Fransız yargısı, Korsika’da hemen devreye giriyor.
Diyeceksiniz ki, Korsika zaten onlara bağlı, elbette gereğini yapacaklar.
Evet doğru.
Korsika onlara bağlı.
Her ne kadar Korsikalılar özgürlük, bağımsızlık talep etseler de neticede Fransa’ya bağlılar ve Fransa istemediği sürece Korsikalılara da bağımsızlıktan söz etmek dahi yasak.
Eyvallah.
Buraya kadar “tamam”.
Ama Suriye’de Fransızlar gidip DAEŞ’e katılıp, terör suçu işlemiş.
Onlar da Korsikalılar gibi Fransız vatandaşıydı.

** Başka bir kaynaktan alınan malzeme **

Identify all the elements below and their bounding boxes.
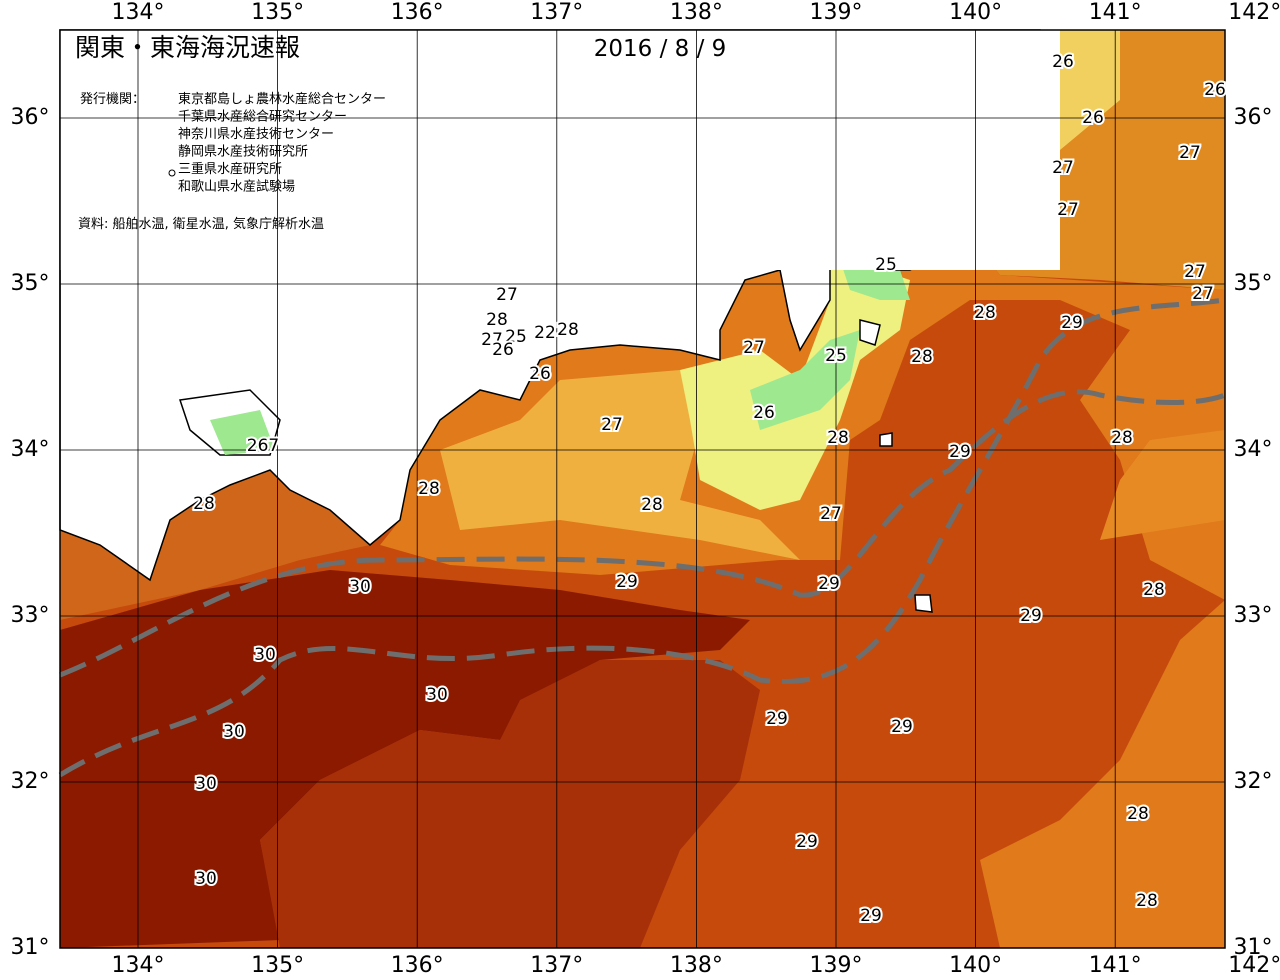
- lon-label-top: 135°: [251, 0, 304, 25]
- contour-label: 27: [601, 415, 623, 435]
- bay: [210, 410, 275, 455]
- contour-label: 27: [743, 338, 765, 358]
- issuer: 和歌山県水産試験場: [178, 179, 295, 195]
- contour-label: 28: [193, 494, 215, 514]
- contour-label: 22: [534, 323, 556, 343]
- issuer: 静岡県水産技術研究所: [178, 144, 308, 160]
- issuer-label: 発行機関：: [80, 92, 145, 107]
- contour-label: 28: [1127, 804, 1149, 824]
- contour-label: 28: [1136, 891, 1158, 911]
- lon-label-bottom: 138°: [670, 953, 723, 978]
- contour-label: 27: [496, 285, 518, 305]
- contour-label: 25: [825, 346, 847, 366]
- issuer: 東京都島しょ農林水産総合センター: [178, 91, 386, 107]
- contour-label: 26: [1204, 80, 1226, 100]
- contour-label: 26: [1082, 108, 1104, 128]
- lon-label-top: 137°: [530, 0, 583, 25]
- contour-label: 29: [796, 832, 818, 852]
- lon-label-top: 139°: [810, 0, 863, 25]
- contour-label: 28: [418, 479, 440, 499]
- map-frame: [59, 29, 1226, 949]
- lat-label-right: 34°: [1234, 437, 1273, 462]
- legend-area: [60, 30, 1060, 270]
- contour-label: 28: [486, 310, 508, 330]
- contour-label: 29: [1020, 606, 1042, 626]
- marker: [168, 169, 176, 177]
- map-title: 関東・東海海況速報: [75, 33, 300, 62]
- contour-label: 29: [949, 442, 971, 462]
- lon-label-bottom: 139°: [810, 953, 863, 978]
- contour-label: 27: [1057, 200, 1079, 220]
- lat-label-right: 33°: [1234, 603, 1273, 628]
- kuroshio-axis: [58, 297, 1226, 778]
- lon-label-bottom: 134°: [112, 953, 165, 978]
- contour-label: 28: [827, 428, 849, 448]
- contour-label: 26: [753, 403, 775, 423]
- lon-label-bottom: 137°: [530, 953, 583, 978]
- contour-label: 29: [616, 572, 638, 592]
- contour-label: 26: [492, 340, 514, 360]
- lon-label-top: 141°: [1089, 0, 1142, 25]
- lon-label-top: 136°: [391, 0, 444, 25]
- lat-label-right: 35°: [1234, 271, 1273, 296]
- lat-label-left: 31°: [11, 935, 50, 960]
- lat-label-left: 33°: [11, 603, 50, 628]
- contour-label: 27: [1179, 143, 1201, 163]
- lon-label-bottom: 136°: [391, 953, 444, 978]
- lon-label-top: 142°: [1228, 0, 1280, 25]
- contour-label: 30: [254, 645, 276, 665]
- lon-label-bottom: 142°: [1228, 953, 1280, 978]
- issuer: 三重県水産研究所: [178, 161, 282, 177]
- contour-label: 27: [1052, 158, 1074, 178]
- contour-label: 27: [1192, 284, 1214, 304]
- lat-label-right: 31°: [1234, 935, 1273, 960]
- contour-label: 30: [195, 774, 217, 794]
- contour-label: 25: [505, 327, 527, 347]
- contour-label: 28: [641, 495, 663, 515]
- contour-label: 27: [820, 504, 842, 524]
- contour-label: 267: [247, 436, 279, 456]
- source: 資料: 船舶水温, 衛星水温, 気象庁解析水温: [78, 216, 324, 232]
- contour-label: 25: [875, 255, 897, 275]
- contour-label: 29: [860, 906, 882, 926]
- contour-label: 26: [1052, 52, 1074, 72]
- lon-label-bottom: 140°: [949, 953, 1002, 978]
- lon-label-bottom: 135°: [251, 953, 304, 978]
- lat-label-right: 36°: [1234, 105, 1273, 130]
- map-date: 2016 / 8 / 9: [594, 36, 727, 62]
- contour-label: 27: [1184, 262, 1206, 282]
- contour-label: 28: [974, 303, 996, 323]
- contour-label: 30: [349, 577, 371, 597]
- graticule: [60, 30, 1225, 948]
- contour-label: 29: [766, 709, 788, 729]
- issuer: 千葉県水産総合研究センター: [178, 109, 347, 125]
- lon-label-top: 138°: [670, 0, 723, 25]
- lon-label-top: 140°: [949, 0, 1002, 25]
- contour-label: 30: [223, 722, 245, 742]
- lat-label-left: 32°: [11, 769, 50, 794]
- contour-label: 29: [818, 574, 840, 594]
- lat-label-left: 34°: [11, 437, 50, 462]
- contour-label: 30: [195, 869, 217, 889]
- contour-label: 26: [529, 364, 551, 384]
- lon-label-bottom: 141°: [1089, 953, 1142, 978]
- lon-label-top: 134°: [112, 0, 165, 25]
- contour-label: 28: [911, 347, 933, 367]
- contour-label: 29: [891, 717, 913, 737]
- contour-label: 29: [1061, 313, 1083, 333]
- contour-label: 30: [426, 685, 448, 705]
- contour-label: 27: [481, 330, 503, 350]
- contour-label: 28: [1143, 580, 1165, 600]
- contour-label: 28: [557, 320, 579, 340]
- lat-label-left: 36°: [11, 105, 50, 130]
- lat-label-left: 35°: [11, 271, 50, 296]
- issuer: 神奈川県水産技術センター: [178, 126, 334, 142]
- lat-label-right: 32°: [1234, 769, 1273, 794]
- contour-label: 28: [1111, 428, 1133, 448]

Neden onları Fransa’da yargılamadınız da Suriye’de işgalci PKK-PYD teröristlerinin sözde mahkemelerinde yargılattınız?
Neden kendi vatandaşlarınızı terörist dahi olsalar bir başka teröristin eline bırakıp, terör örgütünün mahkemesini meşrulaştırdınız?
2017’de Barzani Kuzey Irak’ta korsan bir referandum yapmıştı.
Barzani o işe ABD ile Fransa’dan aldığı sözlerle kalkışmıştı.
Fransız yazar Bernard Henry Levy, Fransa’nın eski dışişleri bakanı ile Fransız konsolosu, başarısız bağımsızlık girişiminin ardından Barzani’yi teselli ziyareti gerçekleştirmişlerdi.
Oysa Korsikalılarla birlikte Guadeloupe ile Martinik gibi Fransa’ya bağlı adaların halkları da zaman zaman ayaklanıp, bağımsızlık talebinde bulunuyor.
Fransa bunlara “evet bağımsızlık hakkınız” demiyor.
Neden onlara bağımsızlıktan söz etmek bile yasaklanıyor da Barzani’ye bağımsız Kürt devleti için bu kadar destek veriliyor?
Neden Ermenilerin işgal ettiği Karabağ’da çete devletine bunca destek sağlandı?
Neden Azerbaycan kendi topraklarını işgalden kurtarıp, işgalcilerin sözde devletini darmadağın edince, Fransa ordusuyla, istihbaratıyla Ermeni çetelerini yeniden içi boş vaatlerle ayaklandırmaya kalkıyor?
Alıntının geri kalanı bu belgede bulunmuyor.